Measurement usually focuses on traditional “countable” value – revenue, profit, ROI, etc. These are both vitally important and relatively easy to measure, which explains why they’re so common.

Unfortunately, there aren’t many established metrics that focus on important inputs or processes that drive the creation of profit and ROI. This includes factors such as customer management, process management, quality, core capabilities, innovation, and human resource capabilities.

One of the more glaring measurement omissions is whether the brand promise or value proposition at the heart of your strategy is being effectively delivered, noticed, and appreciated by customers. This is a serious deficiency considering its importance to growth, profit and ROI.

The reasons it is often omitted shouldn’t surprise anyone. It’s expensive to measure factors like customer satisfaction in a consumer or mass market business. And it’s even more expensive if you insist on statistically valid and reliable metrics. But even when measuring internal factors, it’s devilishly difficult to develop reliable, trustworthy metrics for “soft” factors of organizational performance.

In the absence of reliable metrics, managers can be ingenious in finding indicators which, while they aren’t true measurements, provide information about the direction and magnitude of changes in important variables. We strongly support the drive to find and use such indicators, provided users understand the inherent defects of such indicators and their potential to mislead.

It is well known that performance indicators (as opposed to true performance measures) sometimes send false signals.
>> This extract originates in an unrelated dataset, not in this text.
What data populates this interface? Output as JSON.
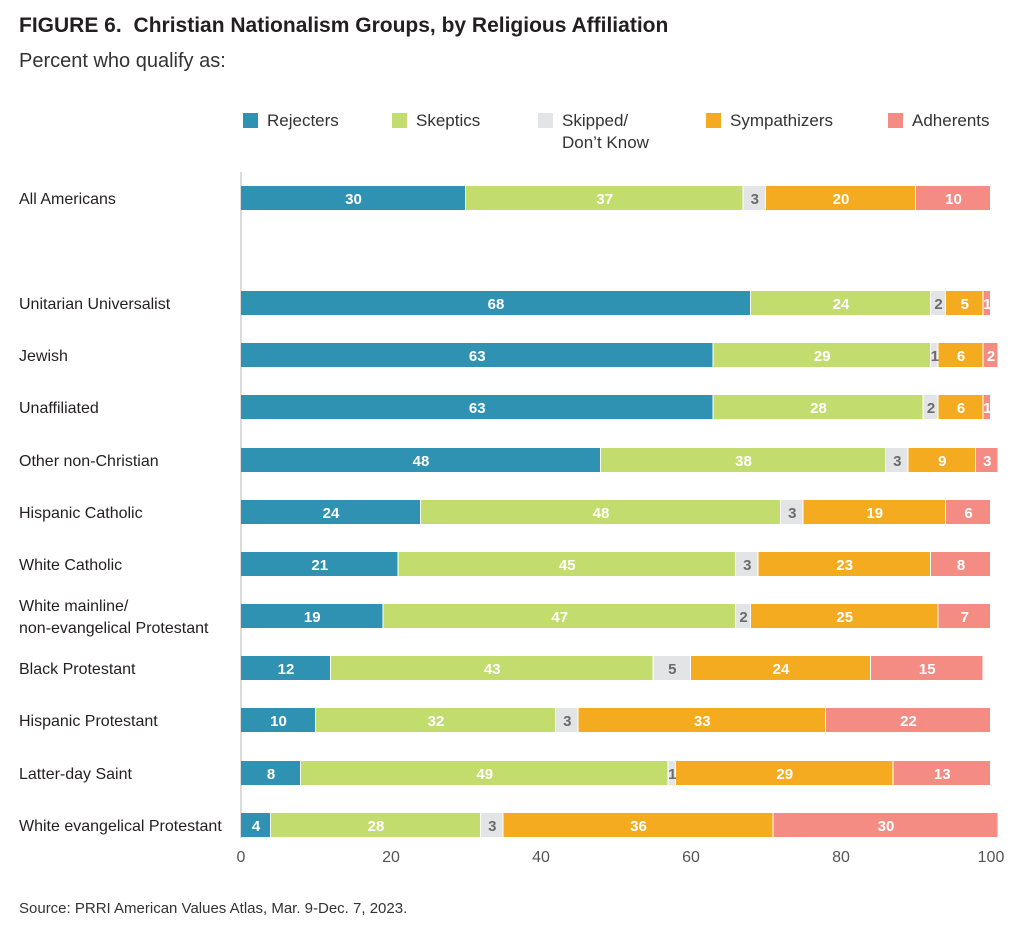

They may indicate a change when there isn’t one. And they may mislead about the direction of change by pointing up when the real change is down, or vice-versa.

And when it comes to tracking rare occurrences like quality defects or accidents – both very important in performance measurement – random fluctuation may signal false positives or false negatives that are due only to chance, and not to an underlying change.

“Black Box” Management
Without metrics to manage value creation, organizations function somewhat like the proverbial “black box” of electronics. We can measure the outcomes and the inputs. But we can’t track what happens inside the black box to produce the outcomes. This makes it very difficult to manage it.

True measurement of what happens “inside the box” can be costly – so costly that it outweighs the benefits it produces. That’s a good reason to work out “cheap and cheerful” ways to track what’s important without the costs and rigor of true measurement, and to perfect them over time.

One company we read about found a simple way to track employee satisfaction. They placed three bags containing green, yellow and red marbles beside an opaque vase at the office exit door. They asked employees to deposit one marble in the vase every day to indicate how their day had gone (green=good, yellow=typical, red=bad). The marbles were collected, counted and recorded daily. The totals provided a rough but immediate indicator of how employee satisfaction was trending. This is much less expensive than employee satisfaction surveys. It won’t provide an indication of what to do about a problem, but it’s fairly effective at indicating whether or not there is a trend, and it provides managers with prompt feedback rather than waiting for up to a year for the results of the next expensive employee satisfaction survey.

You’ll find seven other interesting ideas for tracking hard-to-measure value creators here:

There’s no formula for what each individual organization should measure or track “inside the black box”. What you should measure depends on your business model and your strategy.

But you must take the time to determine what really creates value within your organization, and start finding ways to track it. If tracking key value generators isn’t a part of your strategy, get tracking! Doing it well could really improve your growth, profit and ROI.

Copyright 2011 Knowlan Consulting Group Inc.



  1. Very true points. I often find myself saying something to the team assembled to put together a strategic plan like: just measure it incorrectly, but consistently incorrectly, to make sure you’re happy that the needle is moving in the direction you want. It somehow has the power to give people permission not to be perfect.

    Similarly, with the strategy itself: you reserve the right to be wrong, but you don’t reserve the right not to make a decision. So, get cracking, start measuring a handful of “important” things however you can get going quickly.

  2. Making sure that you measure what is relevant isn’t easy, but very important. Over the years I’ve seen companies measuring things that didn’t matter, simply because it was easy to measure. But the data didn’t help them to manage their operation, and hence the measurements were abandoned. Waste of time, money, and as a result employees got frustrated.

    Make sure you only measure what you need. And use your measurements, do proper analysis, discuss the results with those involved, decide, and take action!